This week I will watch my youngest child get her college diploma.
While I am thrilled with this milestone, I also have a stone in the pit of my stomach that won’t go away. I can remember her first day of school when she put on her tiny little backpack and went into that first grade classrom filled with fear and determination. On that day I thought my heart would break. I was afraid that someone might be mean to her, or she’d get lost, or she would be homesick.
Now she’s on her way, and I’m afraid of all the same things. Except now, I feel homesick.
If I were working in an office this week, I would want a leader that might ask about my daughter. Someone who would understand if I seem slightly distracted in meetings.
I would want a leader who cared, if only for a moment, about my heart.
I am not advocating an environment where the emotionally needy constantly talk about their problems. But I think whoever introduced the concept of “don’t ever bring your feelings to work” was an idiot. Unless you really do have zombies working for you, emotions are a big part of the deal.

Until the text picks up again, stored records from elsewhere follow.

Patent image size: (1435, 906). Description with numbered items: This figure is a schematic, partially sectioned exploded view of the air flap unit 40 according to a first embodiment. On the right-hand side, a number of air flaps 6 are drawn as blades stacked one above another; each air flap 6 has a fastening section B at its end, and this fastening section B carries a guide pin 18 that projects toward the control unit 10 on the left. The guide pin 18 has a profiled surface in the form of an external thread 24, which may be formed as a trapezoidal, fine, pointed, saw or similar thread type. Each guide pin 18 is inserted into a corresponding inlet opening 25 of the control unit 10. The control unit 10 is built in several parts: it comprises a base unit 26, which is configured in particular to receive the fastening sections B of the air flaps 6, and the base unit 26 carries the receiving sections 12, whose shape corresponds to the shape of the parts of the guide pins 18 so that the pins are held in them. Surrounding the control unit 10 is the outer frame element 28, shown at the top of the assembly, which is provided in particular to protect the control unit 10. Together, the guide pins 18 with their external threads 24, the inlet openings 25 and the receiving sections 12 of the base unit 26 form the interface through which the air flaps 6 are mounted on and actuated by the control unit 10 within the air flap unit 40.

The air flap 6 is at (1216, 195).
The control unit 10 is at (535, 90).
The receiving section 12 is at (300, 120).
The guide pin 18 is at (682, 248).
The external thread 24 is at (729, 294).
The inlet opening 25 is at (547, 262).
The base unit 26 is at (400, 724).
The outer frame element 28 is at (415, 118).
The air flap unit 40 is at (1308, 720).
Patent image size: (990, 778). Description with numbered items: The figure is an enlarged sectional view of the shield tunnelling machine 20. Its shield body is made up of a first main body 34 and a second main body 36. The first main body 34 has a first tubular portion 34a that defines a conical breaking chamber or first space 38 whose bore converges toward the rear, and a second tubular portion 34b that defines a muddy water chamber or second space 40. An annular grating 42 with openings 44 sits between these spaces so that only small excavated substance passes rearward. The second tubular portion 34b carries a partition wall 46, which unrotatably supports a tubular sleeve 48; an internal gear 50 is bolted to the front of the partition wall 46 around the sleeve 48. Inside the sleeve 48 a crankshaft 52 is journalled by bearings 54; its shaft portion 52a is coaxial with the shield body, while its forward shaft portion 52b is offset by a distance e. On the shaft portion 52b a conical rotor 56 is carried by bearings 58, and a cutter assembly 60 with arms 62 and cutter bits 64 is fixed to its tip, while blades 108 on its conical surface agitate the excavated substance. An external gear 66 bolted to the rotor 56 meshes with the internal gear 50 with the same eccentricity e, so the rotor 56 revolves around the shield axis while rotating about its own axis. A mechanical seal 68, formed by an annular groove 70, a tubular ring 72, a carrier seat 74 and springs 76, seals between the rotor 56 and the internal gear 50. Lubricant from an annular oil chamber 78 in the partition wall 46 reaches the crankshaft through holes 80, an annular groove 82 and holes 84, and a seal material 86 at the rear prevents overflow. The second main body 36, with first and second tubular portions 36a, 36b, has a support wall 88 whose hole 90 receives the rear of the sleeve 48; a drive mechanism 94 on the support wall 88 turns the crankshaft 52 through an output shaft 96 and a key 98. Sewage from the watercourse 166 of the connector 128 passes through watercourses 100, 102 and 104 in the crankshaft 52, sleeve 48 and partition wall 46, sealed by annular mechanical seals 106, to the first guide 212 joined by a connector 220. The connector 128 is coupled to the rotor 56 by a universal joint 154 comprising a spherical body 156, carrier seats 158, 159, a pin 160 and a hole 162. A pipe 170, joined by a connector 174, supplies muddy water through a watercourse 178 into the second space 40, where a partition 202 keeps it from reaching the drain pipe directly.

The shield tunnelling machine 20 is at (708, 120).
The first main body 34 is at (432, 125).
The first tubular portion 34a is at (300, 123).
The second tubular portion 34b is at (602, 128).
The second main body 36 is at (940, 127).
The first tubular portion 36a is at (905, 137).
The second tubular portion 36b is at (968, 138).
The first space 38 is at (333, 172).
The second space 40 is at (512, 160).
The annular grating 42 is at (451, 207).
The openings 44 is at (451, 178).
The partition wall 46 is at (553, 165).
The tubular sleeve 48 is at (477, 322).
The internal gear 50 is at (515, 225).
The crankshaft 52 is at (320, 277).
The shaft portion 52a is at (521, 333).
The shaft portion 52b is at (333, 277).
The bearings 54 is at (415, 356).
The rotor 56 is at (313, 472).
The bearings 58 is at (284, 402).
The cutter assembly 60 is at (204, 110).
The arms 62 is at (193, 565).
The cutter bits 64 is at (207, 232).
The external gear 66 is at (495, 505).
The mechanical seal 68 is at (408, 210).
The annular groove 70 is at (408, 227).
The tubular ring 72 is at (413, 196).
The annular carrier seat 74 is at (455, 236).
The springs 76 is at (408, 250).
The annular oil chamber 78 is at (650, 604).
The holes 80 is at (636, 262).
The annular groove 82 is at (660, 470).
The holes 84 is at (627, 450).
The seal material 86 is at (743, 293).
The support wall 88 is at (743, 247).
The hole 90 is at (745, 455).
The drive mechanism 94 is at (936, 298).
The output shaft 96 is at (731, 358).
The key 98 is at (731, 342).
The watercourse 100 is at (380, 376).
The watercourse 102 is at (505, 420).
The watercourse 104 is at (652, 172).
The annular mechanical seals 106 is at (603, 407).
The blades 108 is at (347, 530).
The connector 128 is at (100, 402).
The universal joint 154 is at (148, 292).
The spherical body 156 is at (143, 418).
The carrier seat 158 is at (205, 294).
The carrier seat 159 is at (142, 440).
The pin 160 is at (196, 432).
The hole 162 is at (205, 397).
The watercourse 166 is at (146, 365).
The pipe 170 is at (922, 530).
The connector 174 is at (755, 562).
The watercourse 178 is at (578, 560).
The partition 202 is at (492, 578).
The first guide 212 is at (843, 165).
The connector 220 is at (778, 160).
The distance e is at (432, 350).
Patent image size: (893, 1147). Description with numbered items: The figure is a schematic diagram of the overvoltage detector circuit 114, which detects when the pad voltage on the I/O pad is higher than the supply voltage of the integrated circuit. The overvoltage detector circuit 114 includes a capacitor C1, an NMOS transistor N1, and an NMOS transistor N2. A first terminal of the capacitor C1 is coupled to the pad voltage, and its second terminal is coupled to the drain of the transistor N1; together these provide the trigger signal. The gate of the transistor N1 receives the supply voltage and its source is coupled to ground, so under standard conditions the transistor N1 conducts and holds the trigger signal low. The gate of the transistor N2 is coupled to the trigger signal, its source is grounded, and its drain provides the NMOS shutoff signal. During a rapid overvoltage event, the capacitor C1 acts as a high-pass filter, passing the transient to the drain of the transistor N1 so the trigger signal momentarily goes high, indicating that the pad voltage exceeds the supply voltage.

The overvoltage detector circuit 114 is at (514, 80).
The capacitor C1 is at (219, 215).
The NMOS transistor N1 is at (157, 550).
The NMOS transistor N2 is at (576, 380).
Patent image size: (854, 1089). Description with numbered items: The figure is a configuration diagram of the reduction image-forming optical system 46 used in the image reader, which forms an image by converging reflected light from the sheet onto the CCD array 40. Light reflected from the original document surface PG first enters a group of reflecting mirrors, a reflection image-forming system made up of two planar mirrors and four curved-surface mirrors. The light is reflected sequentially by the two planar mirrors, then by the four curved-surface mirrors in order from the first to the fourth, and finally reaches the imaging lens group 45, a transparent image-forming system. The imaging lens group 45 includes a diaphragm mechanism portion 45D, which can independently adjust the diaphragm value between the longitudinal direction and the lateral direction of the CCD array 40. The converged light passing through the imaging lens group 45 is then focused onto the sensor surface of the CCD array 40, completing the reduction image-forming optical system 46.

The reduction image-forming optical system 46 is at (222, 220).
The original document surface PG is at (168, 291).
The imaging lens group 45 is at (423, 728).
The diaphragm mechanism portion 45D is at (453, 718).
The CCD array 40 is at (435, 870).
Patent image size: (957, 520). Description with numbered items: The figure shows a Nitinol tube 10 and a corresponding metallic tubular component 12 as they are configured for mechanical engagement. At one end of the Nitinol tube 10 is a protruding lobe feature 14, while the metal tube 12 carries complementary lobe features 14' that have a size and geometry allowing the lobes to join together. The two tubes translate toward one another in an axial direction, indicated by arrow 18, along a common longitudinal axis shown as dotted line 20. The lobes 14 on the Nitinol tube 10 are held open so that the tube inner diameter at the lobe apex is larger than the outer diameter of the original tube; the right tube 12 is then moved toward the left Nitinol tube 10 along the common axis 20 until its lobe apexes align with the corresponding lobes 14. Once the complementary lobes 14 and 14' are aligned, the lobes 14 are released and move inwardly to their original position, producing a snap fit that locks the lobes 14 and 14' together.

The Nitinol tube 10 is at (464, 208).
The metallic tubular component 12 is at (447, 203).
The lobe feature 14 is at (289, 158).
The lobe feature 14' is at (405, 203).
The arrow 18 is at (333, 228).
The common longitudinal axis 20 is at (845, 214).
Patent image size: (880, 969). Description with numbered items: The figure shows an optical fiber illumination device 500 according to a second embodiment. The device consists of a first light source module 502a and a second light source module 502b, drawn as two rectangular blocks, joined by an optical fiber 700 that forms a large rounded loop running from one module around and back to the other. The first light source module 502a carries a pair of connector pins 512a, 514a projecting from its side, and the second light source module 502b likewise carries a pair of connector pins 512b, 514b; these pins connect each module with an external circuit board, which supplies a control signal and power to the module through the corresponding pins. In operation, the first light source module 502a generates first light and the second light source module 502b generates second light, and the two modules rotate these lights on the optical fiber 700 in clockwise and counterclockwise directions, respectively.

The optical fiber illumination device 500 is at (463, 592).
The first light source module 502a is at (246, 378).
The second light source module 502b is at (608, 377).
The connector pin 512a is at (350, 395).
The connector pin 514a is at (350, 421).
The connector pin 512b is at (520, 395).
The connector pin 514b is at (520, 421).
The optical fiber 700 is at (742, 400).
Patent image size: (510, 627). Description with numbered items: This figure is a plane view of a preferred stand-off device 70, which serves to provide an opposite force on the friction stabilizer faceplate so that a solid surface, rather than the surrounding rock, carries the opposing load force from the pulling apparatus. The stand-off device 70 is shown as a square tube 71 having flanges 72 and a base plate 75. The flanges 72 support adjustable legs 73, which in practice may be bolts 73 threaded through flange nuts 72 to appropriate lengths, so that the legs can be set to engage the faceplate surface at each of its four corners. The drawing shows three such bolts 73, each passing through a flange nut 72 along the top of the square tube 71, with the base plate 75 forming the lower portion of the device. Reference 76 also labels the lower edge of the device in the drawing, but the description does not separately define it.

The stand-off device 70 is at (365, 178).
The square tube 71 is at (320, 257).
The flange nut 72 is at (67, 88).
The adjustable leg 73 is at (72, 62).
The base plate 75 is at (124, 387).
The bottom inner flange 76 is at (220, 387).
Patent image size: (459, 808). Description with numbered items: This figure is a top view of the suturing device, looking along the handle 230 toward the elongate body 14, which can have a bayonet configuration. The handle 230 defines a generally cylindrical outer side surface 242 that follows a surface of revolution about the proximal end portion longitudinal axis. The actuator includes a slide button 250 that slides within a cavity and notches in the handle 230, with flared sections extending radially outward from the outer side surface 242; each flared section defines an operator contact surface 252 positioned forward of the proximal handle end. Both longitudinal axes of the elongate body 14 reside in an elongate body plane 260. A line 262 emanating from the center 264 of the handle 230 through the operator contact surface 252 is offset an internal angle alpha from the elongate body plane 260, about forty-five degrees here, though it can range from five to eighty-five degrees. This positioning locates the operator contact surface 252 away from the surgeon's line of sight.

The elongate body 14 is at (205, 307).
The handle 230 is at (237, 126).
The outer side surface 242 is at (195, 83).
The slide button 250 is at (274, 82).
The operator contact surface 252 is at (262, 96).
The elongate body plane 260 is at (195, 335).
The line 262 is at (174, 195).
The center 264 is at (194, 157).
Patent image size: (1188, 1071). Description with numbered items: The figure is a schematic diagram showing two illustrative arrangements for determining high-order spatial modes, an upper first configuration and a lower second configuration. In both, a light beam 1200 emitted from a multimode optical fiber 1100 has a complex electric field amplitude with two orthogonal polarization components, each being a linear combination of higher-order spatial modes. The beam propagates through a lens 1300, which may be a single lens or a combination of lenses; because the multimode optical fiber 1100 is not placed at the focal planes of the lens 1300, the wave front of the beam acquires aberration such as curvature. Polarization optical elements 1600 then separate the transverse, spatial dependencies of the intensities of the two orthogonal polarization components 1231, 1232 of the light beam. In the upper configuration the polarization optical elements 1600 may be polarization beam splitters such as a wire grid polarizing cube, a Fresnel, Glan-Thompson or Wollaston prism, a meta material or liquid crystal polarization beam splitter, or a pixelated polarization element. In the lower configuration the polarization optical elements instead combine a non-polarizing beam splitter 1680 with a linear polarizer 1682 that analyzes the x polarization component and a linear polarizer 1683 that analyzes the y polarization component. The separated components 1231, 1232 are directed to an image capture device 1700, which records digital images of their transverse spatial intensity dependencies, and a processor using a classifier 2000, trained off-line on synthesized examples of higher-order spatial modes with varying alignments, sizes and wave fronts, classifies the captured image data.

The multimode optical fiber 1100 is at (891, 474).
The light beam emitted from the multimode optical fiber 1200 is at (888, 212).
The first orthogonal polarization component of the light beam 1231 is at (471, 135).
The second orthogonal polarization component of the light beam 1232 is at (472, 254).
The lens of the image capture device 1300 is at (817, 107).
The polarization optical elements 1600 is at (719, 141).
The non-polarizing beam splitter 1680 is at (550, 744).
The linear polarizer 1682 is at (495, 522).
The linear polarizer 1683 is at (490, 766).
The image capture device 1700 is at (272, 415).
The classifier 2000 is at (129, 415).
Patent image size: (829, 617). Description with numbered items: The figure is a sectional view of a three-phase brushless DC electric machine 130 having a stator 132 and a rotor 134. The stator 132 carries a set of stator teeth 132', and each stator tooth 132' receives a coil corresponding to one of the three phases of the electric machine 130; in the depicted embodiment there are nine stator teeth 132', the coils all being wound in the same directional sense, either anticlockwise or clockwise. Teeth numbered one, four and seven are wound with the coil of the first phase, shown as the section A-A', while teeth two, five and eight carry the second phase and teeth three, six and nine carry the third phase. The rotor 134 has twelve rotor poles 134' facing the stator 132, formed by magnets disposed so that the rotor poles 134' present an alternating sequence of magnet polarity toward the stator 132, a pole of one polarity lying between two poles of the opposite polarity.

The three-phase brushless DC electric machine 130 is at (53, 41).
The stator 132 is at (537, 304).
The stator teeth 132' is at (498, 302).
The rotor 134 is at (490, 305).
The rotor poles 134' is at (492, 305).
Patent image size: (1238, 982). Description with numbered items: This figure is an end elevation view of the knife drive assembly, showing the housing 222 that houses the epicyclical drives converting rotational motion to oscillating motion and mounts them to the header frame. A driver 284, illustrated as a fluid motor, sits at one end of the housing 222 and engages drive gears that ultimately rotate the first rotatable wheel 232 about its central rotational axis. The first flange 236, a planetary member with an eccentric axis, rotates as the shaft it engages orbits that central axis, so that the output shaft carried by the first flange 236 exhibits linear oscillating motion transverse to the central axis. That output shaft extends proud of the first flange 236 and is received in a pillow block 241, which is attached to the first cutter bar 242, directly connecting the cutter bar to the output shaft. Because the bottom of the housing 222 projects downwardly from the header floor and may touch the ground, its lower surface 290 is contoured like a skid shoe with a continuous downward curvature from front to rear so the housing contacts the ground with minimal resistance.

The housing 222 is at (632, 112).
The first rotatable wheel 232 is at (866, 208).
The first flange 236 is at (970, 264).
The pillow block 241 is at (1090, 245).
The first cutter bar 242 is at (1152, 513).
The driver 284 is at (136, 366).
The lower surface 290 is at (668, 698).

We are personally driven by emotion, and we can be driven away by emotion.
Following is the first tip I shared in last week’s blog:
Tip #1: If leaders want to infuse heart into their dying team, they need to communicate daily. And this goes beyond saying “hello” to someone as they walk to the restroom. I’ve truly had leaders who counted this interaction as part of their team communication.
Here is this week’s tip for avoiding “dead people” at work:
Tip #2: To prevent a workforce of zombies, leaders must understand that emotions are not something to be avoided. Instead, their very existence, if channeled correctly, can create a dynamic team that cares about their work because their work cares about them.
If someone has a child graduating, or a sick spouse, or an illness themselves – send them a note. Pat them on the back. Ask them how they are.
Whether you want to admit it or not, emotions matter because people matter.